Memorias del veneno IX

Federico conoció el amor de la forma menos dulce, lo conoció con la tragedia, el dolor y lágrimas. Descubrió que estar enamorado del amor era más conveniente que de la persona. Sus ires y venires estaban llenos de romanticismo puro, de pasión fulminante y cariño, pero sólo para el amor.

M había sido su catalizador, había sido su primer amor hasta que le mostró el otro lado del sentimiento. No sólo de las mariposas en el estómago sino de las dagas enterradas y de las heridas que se mantenían abiertas. El amor, ese veneno que se funde con la pasión eran una enfermedad que nunca podría dejar ir, de la que nunca se curaría, pero que sabía condonarla con abrazos ligeros, noches de ajetreo y caricias sin promesas.
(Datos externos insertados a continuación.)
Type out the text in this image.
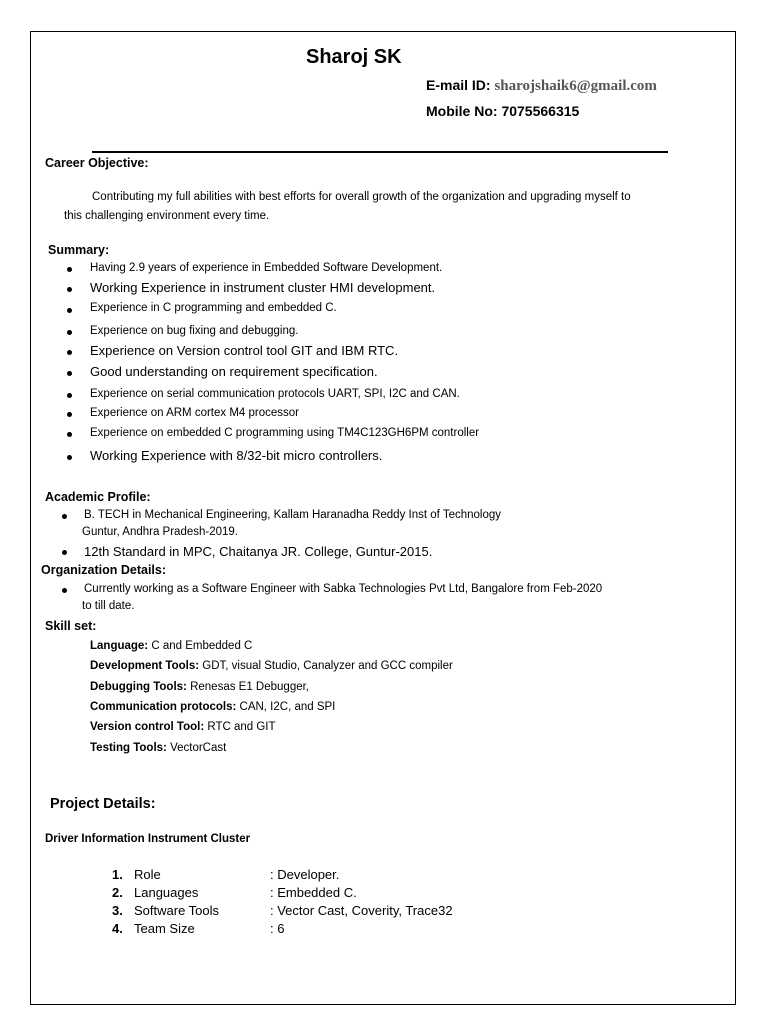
Sharoj SK
E-mail ID: sharojshaik6@gmail.com
Mobile No: 7075566315
Career Objective:
Contributing my full abilities with best efforts for overall growth of the organization and upgrading myself to
this challenging environment every time.
Summary:
Having 2.9 years of experience in Embedded Software Development.
Working Experience in instrument cluster HMI development.
Experience in C programming and embedded C.
Experience on bug fixing and debugging.
Experience on Version control tool GIT and IBM RTC.
Good understanding on requirement specification.
Experience on serial communication protocols UART, SPI, I2C and CAN.
Experience on ARM cortex M4 processor
Experience on embedded C programming using TM4C123GH6PM controller
Working Experience with 8/32-bit micro controllers.
Academic Profile:
B. TECH in Mechanical Engineering, Kallam Haranadha Reddy Inst of Technology
Guntur, Andhra Pradesh-2019.
12th Standard in MPC, Chaitanya JR. College, Guntur-2015.
Organization Details:
Currently working as a Software Engineer with Sabka Technologies Pvt Ltd, Bangalore from Feb-2020
to till date.
Skill set:
Language: C and Embedded C
Development Tools: GDT, visual Studio, Canalyzer and GCC compiler
Debugging Tools: Renesas E1 Debugger,
Communication protocols: CAN, I2C, and SPI
Version control Tool: RTC and GIT
Testing Tools: VectorCast
Project Details:
Driver Information Instrument Cluster
1. Role	: Developer.
2. Languages	: Embedded C.
3. Software Tools	: Vector Cast, Coverity, Trace32
4. Team Size	: 6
Con M había descubierto la panacea de las relaciones amorosas: no se trataba de estar siempre ni tampoco de vivir felices para siempre. Ellos, decían, estaban juntos sin estarlo, se amaban sin hacerlo, su amor vivía de la histeria ausente, del siguiente encuentro y, por eso, eran víctimas de su propio veneno. Habían seguido con sus vidas, tenían el amor de otros en sus manos y amaban sentirse enamorados. Su acuerdo era conveniente.

Y frío.

No habían hecho el amor en mucho tiempo. La amistad prevalecía, los besos robados jugaban el papel de mantener el acuerdo eterno. La prudencia gobernaba casi todos las noches de apuestas perdidas, pero hacía falta recuperar el sabor, sentir la asfixia, opacar el dolor, aventurarse en el riesgo, deseaban recordar las razones que los habían unido pero que al final preferían mantener por separado: el amor.


-Quiero hacerte el amor, dijo ella un cuanto dubitativa pero con la seguridad de la respuesta afirmativa. Y lo que sucedió fue inmediato, se acostaron a oscuras. Él quería prender la luz, pero no lo dijo.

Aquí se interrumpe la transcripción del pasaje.